Letture: due libri indispensabili sul G8 di Genova

In alternativa alle ignobili chiacchiere da bar che da un quarto di secolo tocca subire attorno al G8 di Genova, c’è sempre la possibilità di leggersi qualcosa che presenti fatti documentati, farsi finalmente un’idea di ciò che effettivamente è successo e infine umilmente tacere.

Sul G8 di Genova, che è stato l’evento più importante della mia maturazione politica, quando avevo 21 anni, ho almeno due libri che mi sono cari sull’argomento, tra i moltissimi disponibili.

“G8/Genova” di Giulietto Chiesa

“G8/Genova”, reportage di un Giulietto Chiesa all’epoca molto lucido e in forma, uscito a pochi mesi dai fatti, è interessante anche per l’analisi di questo evento spartiacque, che forse non casualmente avvenne poco tempo prima di un altro evento spartiacque del Nuovo Millennio, di cui avrete sentito parlare: gli attentati terroristici dell’11 settembre 2001. Non ci sono dietrologie, ma la lucida consapevolezza di un mondo al bivio tra opposti modelli di globalizzazione e di sviluppo economico.
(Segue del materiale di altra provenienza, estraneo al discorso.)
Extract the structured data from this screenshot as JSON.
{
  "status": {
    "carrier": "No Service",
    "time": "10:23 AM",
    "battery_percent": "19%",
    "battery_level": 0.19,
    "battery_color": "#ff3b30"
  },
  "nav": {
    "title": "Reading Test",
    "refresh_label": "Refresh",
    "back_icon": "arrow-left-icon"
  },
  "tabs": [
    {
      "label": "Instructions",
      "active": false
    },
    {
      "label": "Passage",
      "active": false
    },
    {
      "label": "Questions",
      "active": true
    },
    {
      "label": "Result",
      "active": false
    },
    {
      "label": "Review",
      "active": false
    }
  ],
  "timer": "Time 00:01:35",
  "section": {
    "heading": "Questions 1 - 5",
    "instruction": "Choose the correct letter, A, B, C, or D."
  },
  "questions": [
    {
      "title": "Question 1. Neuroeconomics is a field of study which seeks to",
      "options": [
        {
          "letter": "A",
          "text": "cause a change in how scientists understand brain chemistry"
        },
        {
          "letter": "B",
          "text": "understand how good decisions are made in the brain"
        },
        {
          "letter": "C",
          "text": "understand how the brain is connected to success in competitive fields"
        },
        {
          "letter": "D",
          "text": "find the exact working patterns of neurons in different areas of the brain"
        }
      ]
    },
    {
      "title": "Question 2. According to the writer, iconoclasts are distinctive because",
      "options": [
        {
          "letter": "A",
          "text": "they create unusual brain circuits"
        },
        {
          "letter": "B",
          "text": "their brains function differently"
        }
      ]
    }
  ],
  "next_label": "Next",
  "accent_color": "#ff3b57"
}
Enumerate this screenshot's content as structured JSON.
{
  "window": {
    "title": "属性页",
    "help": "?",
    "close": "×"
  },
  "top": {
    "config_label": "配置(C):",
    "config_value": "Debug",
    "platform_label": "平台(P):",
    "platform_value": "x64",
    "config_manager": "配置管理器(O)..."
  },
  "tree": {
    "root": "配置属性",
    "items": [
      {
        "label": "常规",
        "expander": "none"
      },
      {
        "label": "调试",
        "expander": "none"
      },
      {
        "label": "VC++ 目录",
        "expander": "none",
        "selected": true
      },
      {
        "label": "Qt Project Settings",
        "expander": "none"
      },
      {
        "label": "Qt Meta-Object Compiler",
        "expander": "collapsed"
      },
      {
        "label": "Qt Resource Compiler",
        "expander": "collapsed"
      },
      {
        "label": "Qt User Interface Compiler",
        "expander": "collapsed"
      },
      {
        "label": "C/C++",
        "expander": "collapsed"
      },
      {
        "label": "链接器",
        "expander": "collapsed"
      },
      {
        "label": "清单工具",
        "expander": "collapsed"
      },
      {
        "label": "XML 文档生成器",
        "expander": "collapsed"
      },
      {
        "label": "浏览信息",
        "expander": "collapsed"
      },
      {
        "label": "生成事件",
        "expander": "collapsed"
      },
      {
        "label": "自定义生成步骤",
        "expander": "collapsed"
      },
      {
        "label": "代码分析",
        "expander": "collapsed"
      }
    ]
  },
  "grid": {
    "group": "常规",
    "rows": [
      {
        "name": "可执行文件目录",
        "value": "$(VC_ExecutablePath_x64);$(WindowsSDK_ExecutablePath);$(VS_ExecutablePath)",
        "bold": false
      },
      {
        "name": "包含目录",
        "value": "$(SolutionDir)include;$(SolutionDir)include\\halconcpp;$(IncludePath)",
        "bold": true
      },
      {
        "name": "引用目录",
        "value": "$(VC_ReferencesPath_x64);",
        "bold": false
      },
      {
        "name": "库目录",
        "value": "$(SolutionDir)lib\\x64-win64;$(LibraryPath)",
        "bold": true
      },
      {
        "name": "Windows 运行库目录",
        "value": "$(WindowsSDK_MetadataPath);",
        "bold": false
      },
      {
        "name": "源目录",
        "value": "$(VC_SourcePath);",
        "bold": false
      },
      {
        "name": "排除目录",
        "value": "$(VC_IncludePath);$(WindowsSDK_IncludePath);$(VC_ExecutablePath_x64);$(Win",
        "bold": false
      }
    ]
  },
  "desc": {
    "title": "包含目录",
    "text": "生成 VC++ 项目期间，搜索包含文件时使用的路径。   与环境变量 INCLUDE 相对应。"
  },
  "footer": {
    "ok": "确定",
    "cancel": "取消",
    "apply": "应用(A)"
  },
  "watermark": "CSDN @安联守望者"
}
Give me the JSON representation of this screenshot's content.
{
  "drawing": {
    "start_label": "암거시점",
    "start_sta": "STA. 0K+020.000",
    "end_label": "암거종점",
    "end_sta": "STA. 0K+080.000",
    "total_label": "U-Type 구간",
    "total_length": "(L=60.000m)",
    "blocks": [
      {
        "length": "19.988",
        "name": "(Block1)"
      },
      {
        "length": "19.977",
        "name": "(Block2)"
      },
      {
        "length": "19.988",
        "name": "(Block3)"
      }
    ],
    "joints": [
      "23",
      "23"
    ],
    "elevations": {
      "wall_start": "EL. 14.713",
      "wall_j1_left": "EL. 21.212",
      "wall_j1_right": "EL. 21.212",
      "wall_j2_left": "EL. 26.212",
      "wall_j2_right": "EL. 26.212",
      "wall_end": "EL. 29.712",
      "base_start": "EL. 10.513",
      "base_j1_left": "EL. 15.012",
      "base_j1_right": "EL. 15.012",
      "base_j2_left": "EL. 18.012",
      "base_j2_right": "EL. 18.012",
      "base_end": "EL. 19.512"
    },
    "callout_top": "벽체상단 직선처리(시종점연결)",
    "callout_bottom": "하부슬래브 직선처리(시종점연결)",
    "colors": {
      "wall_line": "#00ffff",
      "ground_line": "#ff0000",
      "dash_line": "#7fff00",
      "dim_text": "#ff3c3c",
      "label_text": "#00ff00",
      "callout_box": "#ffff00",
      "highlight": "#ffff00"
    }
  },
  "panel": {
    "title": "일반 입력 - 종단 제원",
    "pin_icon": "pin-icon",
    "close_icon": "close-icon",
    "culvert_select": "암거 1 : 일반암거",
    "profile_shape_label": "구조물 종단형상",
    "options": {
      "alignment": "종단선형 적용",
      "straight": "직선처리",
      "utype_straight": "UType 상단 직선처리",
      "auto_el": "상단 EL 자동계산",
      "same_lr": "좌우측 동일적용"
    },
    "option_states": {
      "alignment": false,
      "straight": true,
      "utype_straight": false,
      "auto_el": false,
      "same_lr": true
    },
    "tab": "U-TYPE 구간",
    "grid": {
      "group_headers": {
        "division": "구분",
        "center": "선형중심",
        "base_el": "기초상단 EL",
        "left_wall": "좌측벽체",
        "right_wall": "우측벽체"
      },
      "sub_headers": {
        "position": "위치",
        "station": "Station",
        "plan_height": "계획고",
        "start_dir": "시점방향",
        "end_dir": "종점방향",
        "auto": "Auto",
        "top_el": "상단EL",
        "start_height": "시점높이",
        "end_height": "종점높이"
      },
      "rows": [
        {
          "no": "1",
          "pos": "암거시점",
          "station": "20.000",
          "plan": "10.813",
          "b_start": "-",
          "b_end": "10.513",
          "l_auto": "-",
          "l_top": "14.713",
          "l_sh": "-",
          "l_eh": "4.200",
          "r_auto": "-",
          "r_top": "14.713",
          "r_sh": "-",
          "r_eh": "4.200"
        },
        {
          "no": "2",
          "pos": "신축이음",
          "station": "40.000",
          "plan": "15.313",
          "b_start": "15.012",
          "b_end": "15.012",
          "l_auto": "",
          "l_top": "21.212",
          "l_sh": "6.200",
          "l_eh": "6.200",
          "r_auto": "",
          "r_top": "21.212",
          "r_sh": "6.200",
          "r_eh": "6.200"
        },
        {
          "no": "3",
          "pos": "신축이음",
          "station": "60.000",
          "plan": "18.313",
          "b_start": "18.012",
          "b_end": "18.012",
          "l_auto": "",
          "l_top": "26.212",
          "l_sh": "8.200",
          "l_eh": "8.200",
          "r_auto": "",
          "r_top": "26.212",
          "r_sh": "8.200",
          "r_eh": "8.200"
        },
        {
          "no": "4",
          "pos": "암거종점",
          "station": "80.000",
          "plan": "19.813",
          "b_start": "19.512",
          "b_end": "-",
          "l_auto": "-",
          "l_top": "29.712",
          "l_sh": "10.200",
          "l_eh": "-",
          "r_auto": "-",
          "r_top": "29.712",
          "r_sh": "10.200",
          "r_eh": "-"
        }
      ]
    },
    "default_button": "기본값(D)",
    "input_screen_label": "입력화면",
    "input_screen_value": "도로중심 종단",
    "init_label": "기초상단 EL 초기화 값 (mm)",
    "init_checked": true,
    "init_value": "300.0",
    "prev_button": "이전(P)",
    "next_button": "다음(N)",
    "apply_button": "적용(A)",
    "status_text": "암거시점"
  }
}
Le violenze inaudite contro i manifestanti a Genova e poi la “lotta al terrorismo” seguita all’11 settembre decretarono quale dei due modelli avrebbe vinto, spazzando via l’altro.

Il mondo che sarebbe uscito dai fatti di quell’anno è l’obbrobrio neoliberista e guerrafondaio in cui viviamo oggi, con un clima impazzito che minaccia il nostro futuro e lo smantellamento degli organismi del diritto internazionale istituiti dopo la Seconda Guerra Mondiale.

“Inferno Bolzaneto” di Mario Portanova


Il libro di Mario Portanova, invece, è un’inchiesta rigorosa sulle violenze e le torture inflitte ai manifestanti nei giorni del G8.

Un vero pugno nello stomaco, uno scorcio inquietante di ciò che può avvenire quando lo stato di diritto viene sospeso, come fu nei giorni di Genova.

Sospeso deliberatamente e come strategia, come suggeriscono moltissime evidenze, dal clima generale di quei giorni al coinvolgimento attivo di ministri dello Stato italiano nella gestione di quei giorni.

In ogni caso un viaggio inquietante nella quantità di abusi e nefandezze commesse da quelle che dovevano essere le forze dell’ordine di un paese civile, mentre si comportavano come macellai di una dittatura sudamericana.

Rileggerlo oggi fa pensare non tanto alle dittature conclamate, in cui seviziare attivisti è un modo per conservare il potere, ma a quello che è stato inflitto ai palestinesi e agli attivisti internazionali nelle carceri di un paese, Israele, che vanta vanamente di essere l’unica democrazia in Medio Oriente.

E fa pensare di nuovo a come, pochi mesi dopo, in nome della lotta al terrorismo non solo furono massacrate centinaia di migliaia di persone in Afghanistan e Iraq, ma fu colta l’opportunità di limitare le libertà civili: per noi occidentali prese la forma dei controlli ossessivi negli aeroporti e di una generale stretta securitaria; ad altri andò peggio, con l’istituzione di aberranti carceri al di fuori di ogni regola di diritto come quella Guantanamo e altre sparse per il mondo.

Forse, chissà, a Genova hanno davvero fatto un’esercitazione per prepararsi al futuro infame che stavano realizzando.